Monti in Asia
Avranno anche loro grossi problemi, ma India, Corea, Cina e Giappone messi in fila rappresentano una cassaforte di liquidità impressionante, sei volte le riserve di tutta l’area euro. Mercati finanziari ancora aggressivi e in espansione. E anche se dalle dichiarazioni ufficiali ai fatti c’è una distanza da colmare, se Monti tornerà dal suo viaggio avendo rimesso l’Italia nel mirino asiatico, questo sarà un considerevole successo.
Oltre tutto Monti è stato ricevuto nelle capitali asiatiche più da ambasciatore dell’euro, rafforzato dal viatico di Obama, del Wsj, della business community occidentale, che da premier italiano. E anche questo ruolo pare esser stato assolto con qualche risultato.

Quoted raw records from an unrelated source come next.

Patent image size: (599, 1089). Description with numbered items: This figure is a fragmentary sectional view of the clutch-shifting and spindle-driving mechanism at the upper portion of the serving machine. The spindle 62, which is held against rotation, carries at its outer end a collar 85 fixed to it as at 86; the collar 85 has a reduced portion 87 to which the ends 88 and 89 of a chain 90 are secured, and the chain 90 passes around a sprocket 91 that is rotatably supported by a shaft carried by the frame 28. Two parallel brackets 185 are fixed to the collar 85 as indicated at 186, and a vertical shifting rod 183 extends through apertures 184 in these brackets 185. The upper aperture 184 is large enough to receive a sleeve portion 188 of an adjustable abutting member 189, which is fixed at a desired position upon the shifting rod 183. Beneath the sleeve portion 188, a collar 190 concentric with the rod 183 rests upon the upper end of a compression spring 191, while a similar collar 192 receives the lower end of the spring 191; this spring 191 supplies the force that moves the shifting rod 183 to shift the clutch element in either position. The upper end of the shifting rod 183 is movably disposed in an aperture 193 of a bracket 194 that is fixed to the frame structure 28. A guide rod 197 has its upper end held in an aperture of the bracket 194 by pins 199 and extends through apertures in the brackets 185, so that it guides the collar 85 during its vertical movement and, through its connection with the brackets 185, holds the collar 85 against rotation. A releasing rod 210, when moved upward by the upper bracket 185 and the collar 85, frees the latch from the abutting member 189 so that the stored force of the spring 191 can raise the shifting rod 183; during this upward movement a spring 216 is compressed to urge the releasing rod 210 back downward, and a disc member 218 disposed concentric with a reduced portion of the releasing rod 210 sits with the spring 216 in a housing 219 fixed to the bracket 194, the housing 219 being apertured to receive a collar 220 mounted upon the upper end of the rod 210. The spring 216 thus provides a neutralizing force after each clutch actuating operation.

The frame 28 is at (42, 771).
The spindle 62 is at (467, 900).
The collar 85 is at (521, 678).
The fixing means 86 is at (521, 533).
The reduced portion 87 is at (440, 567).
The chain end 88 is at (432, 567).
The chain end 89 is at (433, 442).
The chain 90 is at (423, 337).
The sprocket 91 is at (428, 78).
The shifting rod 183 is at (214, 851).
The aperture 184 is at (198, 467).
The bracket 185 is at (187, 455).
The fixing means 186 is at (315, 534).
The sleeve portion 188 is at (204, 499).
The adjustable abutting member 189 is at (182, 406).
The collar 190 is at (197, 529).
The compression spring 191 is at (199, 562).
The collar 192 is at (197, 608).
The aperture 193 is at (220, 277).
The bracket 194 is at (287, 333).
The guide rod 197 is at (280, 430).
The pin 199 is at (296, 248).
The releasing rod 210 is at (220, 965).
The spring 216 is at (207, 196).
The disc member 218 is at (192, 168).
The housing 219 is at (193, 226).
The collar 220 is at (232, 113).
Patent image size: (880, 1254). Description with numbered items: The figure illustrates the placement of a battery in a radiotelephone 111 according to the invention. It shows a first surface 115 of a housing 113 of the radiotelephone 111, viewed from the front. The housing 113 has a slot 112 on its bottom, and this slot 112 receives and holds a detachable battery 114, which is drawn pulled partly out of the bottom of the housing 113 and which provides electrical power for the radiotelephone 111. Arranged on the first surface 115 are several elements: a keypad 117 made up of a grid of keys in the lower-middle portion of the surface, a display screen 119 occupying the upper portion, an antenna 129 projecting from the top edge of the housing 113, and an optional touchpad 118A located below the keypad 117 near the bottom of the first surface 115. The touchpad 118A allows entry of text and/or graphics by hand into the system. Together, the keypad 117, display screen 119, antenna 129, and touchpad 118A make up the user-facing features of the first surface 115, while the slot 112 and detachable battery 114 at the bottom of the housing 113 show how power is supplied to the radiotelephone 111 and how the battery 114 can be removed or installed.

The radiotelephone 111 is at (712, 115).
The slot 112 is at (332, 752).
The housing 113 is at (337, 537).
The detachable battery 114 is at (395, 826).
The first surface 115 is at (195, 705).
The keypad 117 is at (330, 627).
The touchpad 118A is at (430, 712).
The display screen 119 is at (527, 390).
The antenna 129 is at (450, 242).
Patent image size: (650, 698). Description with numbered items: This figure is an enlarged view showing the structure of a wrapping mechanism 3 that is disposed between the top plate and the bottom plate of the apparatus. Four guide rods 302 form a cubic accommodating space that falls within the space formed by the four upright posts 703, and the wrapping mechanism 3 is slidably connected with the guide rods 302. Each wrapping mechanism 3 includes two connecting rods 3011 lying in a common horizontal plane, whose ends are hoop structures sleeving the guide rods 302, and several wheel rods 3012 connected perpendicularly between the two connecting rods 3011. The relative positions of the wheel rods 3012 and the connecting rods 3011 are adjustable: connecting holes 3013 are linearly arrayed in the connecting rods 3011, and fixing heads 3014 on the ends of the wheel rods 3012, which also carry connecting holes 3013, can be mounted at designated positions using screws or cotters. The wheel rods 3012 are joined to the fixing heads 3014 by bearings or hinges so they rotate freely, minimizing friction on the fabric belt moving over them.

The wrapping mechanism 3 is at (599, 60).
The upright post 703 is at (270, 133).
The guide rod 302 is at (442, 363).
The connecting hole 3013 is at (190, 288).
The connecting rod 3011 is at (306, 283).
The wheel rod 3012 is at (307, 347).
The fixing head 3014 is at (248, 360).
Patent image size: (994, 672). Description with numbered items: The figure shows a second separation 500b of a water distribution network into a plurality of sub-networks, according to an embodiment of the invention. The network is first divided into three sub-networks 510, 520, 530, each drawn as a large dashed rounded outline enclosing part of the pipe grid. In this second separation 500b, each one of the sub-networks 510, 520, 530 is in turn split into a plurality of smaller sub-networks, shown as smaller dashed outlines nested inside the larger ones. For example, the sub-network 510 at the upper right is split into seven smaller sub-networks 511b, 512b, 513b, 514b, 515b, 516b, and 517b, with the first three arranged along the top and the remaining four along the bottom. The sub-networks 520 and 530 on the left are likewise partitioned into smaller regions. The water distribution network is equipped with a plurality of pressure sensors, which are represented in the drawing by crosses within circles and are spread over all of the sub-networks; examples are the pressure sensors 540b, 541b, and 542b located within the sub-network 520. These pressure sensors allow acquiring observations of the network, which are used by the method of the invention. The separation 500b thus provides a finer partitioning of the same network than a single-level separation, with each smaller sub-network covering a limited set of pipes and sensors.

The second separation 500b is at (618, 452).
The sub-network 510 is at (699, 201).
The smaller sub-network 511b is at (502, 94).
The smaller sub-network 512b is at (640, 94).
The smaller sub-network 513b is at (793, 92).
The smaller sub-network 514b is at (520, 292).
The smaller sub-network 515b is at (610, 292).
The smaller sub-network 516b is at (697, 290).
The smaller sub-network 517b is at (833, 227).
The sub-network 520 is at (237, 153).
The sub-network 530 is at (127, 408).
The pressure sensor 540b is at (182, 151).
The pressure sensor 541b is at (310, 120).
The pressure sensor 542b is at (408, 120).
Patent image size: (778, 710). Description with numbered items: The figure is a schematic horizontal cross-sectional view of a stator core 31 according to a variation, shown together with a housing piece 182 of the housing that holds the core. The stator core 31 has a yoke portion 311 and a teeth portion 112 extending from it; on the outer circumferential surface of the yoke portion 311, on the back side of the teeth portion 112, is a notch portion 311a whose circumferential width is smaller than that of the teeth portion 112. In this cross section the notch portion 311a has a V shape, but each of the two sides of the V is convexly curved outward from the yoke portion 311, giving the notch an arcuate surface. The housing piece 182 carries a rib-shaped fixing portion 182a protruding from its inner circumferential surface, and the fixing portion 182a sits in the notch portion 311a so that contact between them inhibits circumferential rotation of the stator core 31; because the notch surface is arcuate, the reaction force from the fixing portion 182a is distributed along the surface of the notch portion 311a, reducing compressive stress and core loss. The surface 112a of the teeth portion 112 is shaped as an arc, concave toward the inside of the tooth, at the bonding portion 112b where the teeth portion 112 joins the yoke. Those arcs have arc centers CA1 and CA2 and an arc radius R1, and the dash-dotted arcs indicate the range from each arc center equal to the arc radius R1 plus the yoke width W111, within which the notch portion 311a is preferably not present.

A fronte di queste dimensioni dell’impegno montiano, le nevrosi romane sul suo rapporto con i partiti appaiono fuori luogo. Non perché Monti non possa essere contestato, o perché gli si possano consentire atteggiamenti di superiorità. Il problema è che i partiti, dal giorno del voto di fiducia, hanno imboccato una strada che non consente grandi scarti. E quanto più Monti ha successo, tanto meno chi lo appoggia può scartare.
Non è un caso che negli ultimi giorni Pd e Pdl si siano rimbeccati su chi volesse segretamente aprire la crisi e andare alle urne: stavano entrambi precostituendo (Casini lo fa da mesi) l’argomento polemico contro l’avversario eventualmente colpevole di far saltare l’operazione “salva Italia” impersonificata da Monti stesso. Insomma: forse sono innervositi dal successo del premier, certo ci tengono ad apparire i suoi più saldi sostenitori.
Vista la malizia comunicativa del personaggio, non c’è da dubitare che al suo ritorno dall’Asia Monti troverà il modo, in tandem col capo dello stato, di mettere anche questo ulteriore risultato diplomatico sulla bilancia. Sulla bilancia di che cosa? Parlando di ambizioni personali, di qualcosa di più elevato della presidenza del consiglio italiana. Parlando di equilibri politici, di un assestamento del paese su un modello liberale dal quale sia difficile discostarsi per chiunque venga dopo.